Aviel Cahn, de Berne à Anvers
C’est que cet homme-là a plus d’un atout. Né en 1974 à Zurich, juriste de formation et mélomane, il prend à 30 ans la direction de l’Opéra de Berne, après avoir été responsable de casting à l’Opéra national de Finlande. Surtout, ce Suisse tient depuis 2009 les rênes de l’Opéra des Flandres à Anvers, institution comparable par sa taille au Grand Théâtre, avec une compagnie de ballet et un orchestre lyrique maison.
Alors certes, l’enseigne est moins renommée et dotée que l’Opéra de la Monnaie à Bruxelles. Mais Aviel Cahn s’y distingue par une ligne théâtralement stimulante, riche de fortes personnalités de la mise en scène, le sulfureux Jan Fabre par exemple, ou encore Tatjana Gürbaca, dont le Parsifal marque en 2013. Un bémol? Il a la réputation d’être dur avec les équipes, selon certains témoignages.
Alain Perroux, un ancrage genevois
Et Alain Perroux, quelles sont ses chances? Dans les mains du challenger, deux cartes de choix au moins. Pour avoir été dramaturge au Grand Théâtre pendant huit ans, il connaît la maison, les us et coutumes de la scène politique locale surtout. Conseiller artistique de Bernard Foccroulle depuis 2009 au Festival d’Aix-en-Provence, rendez-vous capital pour tout lyricomane, il a ses entrées dans toutes les maisons du monde et jouit d’un réseau enviable. Sa principale faiblesse? Il n’a pas dirigé d’institution, comme Sophie de Lint d’ailleurs, nommée à Amsterdam.
«Ça pourrait être Genève ou ailleurs»
Au téléphone, Aviel Cahn ne souhaite évidemment pas s’exprimer sur «un futur qui n’est pas officiel. Je parle à la presse des choses que je fais à l’Opéra des Flandres actuellement, et rien d’autre. Ça pourrait être Genève ou ailleurs. Il y a beaucoup de rumeurs concernant les scènes où je pourrais me présenter.» Contacté, Alain Perroux, ne désire pas s’exprimer non plus.
Deux options antagonistes
La fondation du Grand Théâtre se retrouve ainsi face à un choix comparable à celui de leurs collègues de la Comédie en février. La Fondation d’art dramatique optait alors pour un duo romand formé de l’actrice Natacha Koutchoumov et du metteur en scène Denis Maillefer, plutôt que pour le tandem composé d’une artiste belge et d’un administrateur français.

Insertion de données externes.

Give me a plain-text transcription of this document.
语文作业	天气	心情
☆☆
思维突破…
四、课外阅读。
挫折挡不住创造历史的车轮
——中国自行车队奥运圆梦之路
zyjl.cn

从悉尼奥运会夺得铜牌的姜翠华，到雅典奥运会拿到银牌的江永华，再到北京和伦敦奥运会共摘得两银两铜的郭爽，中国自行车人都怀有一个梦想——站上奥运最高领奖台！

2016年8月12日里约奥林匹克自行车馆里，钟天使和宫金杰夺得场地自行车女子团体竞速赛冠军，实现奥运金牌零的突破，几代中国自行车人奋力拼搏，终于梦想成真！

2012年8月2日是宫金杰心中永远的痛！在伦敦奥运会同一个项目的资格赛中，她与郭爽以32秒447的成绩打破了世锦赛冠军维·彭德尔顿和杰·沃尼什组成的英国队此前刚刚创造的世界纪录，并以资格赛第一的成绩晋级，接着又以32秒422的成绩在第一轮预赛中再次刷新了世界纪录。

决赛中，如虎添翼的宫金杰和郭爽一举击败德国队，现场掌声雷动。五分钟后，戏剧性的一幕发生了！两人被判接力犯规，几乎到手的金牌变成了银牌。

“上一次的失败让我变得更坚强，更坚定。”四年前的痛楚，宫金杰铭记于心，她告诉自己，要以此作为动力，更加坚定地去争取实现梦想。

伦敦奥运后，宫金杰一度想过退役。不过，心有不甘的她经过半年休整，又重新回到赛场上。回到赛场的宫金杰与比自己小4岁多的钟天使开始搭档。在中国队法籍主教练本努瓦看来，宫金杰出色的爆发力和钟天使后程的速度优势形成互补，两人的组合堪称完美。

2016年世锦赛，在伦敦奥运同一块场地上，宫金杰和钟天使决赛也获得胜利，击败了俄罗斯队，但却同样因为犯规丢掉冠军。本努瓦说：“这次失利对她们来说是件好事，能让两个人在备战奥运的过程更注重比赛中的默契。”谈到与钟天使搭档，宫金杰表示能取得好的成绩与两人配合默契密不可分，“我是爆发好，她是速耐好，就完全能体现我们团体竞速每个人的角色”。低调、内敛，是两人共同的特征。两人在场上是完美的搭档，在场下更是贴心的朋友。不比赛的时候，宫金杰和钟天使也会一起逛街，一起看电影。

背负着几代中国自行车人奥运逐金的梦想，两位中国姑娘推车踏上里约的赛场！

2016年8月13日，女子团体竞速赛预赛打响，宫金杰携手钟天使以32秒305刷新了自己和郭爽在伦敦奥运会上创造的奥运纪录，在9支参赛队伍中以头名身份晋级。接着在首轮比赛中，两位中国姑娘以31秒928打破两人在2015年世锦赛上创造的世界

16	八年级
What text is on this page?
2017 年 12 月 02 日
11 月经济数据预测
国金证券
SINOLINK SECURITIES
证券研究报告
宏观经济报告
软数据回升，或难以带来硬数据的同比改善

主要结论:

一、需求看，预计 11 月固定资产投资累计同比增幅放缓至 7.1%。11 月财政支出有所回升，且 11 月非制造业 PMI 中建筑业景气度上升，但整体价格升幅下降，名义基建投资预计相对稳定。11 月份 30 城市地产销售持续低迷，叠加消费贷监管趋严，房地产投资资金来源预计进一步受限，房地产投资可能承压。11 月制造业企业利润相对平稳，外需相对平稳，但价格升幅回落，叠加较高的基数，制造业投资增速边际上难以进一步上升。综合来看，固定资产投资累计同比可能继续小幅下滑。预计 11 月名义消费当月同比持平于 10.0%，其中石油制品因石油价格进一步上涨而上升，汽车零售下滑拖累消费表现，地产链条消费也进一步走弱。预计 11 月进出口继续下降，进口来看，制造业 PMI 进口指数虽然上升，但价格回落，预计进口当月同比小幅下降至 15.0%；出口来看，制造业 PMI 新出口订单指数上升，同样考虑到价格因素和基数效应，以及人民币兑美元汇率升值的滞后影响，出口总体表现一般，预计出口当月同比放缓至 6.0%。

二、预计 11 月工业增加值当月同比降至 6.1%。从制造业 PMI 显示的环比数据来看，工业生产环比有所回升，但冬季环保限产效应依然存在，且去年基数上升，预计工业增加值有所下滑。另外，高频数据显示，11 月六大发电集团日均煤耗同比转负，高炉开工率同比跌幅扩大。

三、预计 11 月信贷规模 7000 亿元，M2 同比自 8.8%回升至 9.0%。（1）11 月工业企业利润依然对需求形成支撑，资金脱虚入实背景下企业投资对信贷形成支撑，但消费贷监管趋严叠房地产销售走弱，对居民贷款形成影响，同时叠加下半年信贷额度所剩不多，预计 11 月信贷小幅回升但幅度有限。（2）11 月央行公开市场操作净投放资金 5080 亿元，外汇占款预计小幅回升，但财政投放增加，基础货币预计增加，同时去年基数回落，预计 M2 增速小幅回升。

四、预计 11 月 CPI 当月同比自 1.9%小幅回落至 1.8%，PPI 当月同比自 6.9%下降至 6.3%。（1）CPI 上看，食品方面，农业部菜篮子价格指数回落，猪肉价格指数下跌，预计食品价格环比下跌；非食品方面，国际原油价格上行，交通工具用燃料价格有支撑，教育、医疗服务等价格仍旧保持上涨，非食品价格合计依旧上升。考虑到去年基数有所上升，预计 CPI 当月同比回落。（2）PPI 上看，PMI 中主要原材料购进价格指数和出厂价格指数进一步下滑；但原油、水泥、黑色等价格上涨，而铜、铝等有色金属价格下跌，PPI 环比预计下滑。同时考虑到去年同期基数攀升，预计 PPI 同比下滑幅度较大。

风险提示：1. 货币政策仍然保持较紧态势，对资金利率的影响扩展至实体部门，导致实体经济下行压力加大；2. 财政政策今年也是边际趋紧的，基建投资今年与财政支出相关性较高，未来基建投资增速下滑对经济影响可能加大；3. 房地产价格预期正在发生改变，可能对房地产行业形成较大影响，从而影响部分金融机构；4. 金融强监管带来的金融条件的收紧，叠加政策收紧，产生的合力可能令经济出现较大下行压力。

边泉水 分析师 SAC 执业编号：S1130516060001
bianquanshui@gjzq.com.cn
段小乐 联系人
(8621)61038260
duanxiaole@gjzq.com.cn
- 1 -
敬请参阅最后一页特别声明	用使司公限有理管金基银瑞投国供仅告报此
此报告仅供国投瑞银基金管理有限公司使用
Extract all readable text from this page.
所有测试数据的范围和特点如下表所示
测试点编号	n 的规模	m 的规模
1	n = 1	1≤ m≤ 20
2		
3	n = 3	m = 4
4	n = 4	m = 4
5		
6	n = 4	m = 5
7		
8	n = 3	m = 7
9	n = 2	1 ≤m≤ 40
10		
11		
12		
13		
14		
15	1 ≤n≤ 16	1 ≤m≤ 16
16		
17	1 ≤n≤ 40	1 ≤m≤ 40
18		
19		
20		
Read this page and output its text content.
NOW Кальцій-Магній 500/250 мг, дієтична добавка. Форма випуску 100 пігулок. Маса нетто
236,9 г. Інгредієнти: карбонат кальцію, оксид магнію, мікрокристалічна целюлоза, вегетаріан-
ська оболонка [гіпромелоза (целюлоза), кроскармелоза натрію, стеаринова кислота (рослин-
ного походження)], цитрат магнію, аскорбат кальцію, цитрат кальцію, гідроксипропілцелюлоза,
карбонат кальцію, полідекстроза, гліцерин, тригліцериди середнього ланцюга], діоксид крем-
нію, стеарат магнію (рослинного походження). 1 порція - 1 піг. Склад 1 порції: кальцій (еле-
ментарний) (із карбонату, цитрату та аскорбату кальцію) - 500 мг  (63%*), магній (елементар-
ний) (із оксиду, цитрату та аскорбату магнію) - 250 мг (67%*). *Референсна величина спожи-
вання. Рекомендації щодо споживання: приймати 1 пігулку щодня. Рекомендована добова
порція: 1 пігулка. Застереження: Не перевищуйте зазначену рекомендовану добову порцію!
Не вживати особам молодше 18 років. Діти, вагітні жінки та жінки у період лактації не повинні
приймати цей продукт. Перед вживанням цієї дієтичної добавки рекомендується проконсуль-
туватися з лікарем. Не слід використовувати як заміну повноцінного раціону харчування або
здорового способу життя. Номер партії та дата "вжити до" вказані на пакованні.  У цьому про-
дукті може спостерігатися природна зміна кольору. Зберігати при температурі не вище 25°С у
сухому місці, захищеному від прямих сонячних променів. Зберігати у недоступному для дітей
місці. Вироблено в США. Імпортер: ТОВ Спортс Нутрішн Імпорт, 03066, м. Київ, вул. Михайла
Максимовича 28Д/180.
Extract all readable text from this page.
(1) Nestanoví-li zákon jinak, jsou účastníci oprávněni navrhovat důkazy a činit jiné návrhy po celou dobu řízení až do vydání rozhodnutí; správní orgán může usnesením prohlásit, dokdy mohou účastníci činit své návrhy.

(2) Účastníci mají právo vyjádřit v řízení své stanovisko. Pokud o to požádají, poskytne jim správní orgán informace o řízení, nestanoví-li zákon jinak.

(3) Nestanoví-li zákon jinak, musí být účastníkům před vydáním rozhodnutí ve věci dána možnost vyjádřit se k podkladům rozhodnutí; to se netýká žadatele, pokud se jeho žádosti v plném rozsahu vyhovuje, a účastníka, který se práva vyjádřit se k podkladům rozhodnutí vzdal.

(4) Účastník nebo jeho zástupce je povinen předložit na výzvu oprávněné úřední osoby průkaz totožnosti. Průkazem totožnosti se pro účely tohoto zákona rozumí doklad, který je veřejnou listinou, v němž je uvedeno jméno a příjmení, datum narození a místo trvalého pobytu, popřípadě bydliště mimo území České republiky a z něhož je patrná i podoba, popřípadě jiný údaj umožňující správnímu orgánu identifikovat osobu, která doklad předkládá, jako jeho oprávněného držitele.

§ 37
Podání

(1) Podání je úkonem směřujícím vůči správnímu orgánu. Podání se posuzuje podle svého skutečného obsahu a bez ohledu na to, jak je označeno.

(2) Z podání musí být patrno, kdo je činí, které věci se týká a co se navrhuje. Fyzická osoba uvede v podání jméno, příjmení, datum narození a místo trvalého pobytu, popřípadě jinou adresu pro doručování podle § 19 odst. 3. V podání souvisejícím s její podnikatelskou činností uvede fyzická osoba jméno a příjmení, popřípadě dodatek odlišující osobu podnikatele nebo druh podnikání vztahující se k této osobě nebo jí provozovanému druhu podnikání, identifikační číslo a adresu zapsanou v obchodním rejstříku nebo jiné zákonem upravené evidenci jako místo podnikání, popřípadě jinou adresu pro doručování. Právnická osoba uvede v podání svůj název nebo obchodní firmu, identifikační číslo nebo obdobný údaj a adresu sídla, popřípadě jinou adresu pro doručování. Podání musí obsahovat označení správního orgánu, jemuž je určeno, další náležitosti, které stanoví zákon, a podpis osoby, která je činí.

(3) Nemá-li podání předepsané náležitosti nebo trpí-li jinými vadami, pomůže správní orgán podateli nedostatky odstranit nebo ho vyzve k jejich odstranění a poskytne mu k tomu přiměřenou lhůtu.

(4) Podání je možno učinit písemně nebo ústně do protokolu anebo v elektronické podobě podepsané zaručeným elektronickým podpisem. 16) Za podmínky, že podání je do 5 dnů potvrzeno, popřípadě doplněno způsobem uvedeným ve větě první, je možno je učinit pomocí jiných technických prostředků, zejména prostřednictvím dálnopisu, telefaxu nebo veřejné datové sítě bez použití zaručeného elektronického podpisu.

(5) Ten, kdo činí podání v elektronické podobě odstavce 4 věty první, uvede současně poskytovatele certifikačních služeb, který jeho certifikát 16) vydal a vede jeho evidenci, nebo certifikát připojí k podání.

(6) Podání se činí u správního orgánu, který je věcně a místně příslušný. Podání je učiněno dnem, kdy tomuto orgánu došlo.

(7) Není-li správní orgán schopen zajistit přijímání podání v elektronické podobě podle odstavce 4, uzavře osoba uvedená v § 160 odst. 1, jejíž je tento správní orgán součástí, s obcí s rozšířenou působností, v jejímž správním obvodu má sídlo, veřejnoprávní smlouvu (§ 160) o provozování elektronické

Place de Neuve, le damier se présente ainsi. D’un côté un manager suisse alémanique qui a l’habitude des grosses structures, mais qui ne connaît pas le champ de mines genevois. De l’autre, le bras droit d’un grand patron – Bernard Foccroulle a aussi dirigé l’Opéra de la Monnaie – qui conserve des racines fortes à Genève, sans expérience de direction.
«Aucune décision n’a encore été prise»
Est-ce que tout est joué alors? Non, martèle un proche du dossier. Le bureau de la fondation pourrait – ce n’est pas obligatoire – soumettre ces deux noms au Conseil de fondation, dont les membres seraient appelés à voter. Le Conseil administratif et son ministre de la culture Sami Kanaan – membre du bureau de la fondation également – ratifieront le choix. L’élu sera officiellement présenté en juin, précise Lorella Bertani, qui assure qu’aucune décision n’a encore été prise. Le nouveau résident de la place de Neuve aura deux ans pour préparer son intronisation. «C’est le temps minimal qu’il faut pour construire une saison, c’est à peine suffisant», souligne un observateur. L’opéra suppose d’avoir des nerfs d’acier.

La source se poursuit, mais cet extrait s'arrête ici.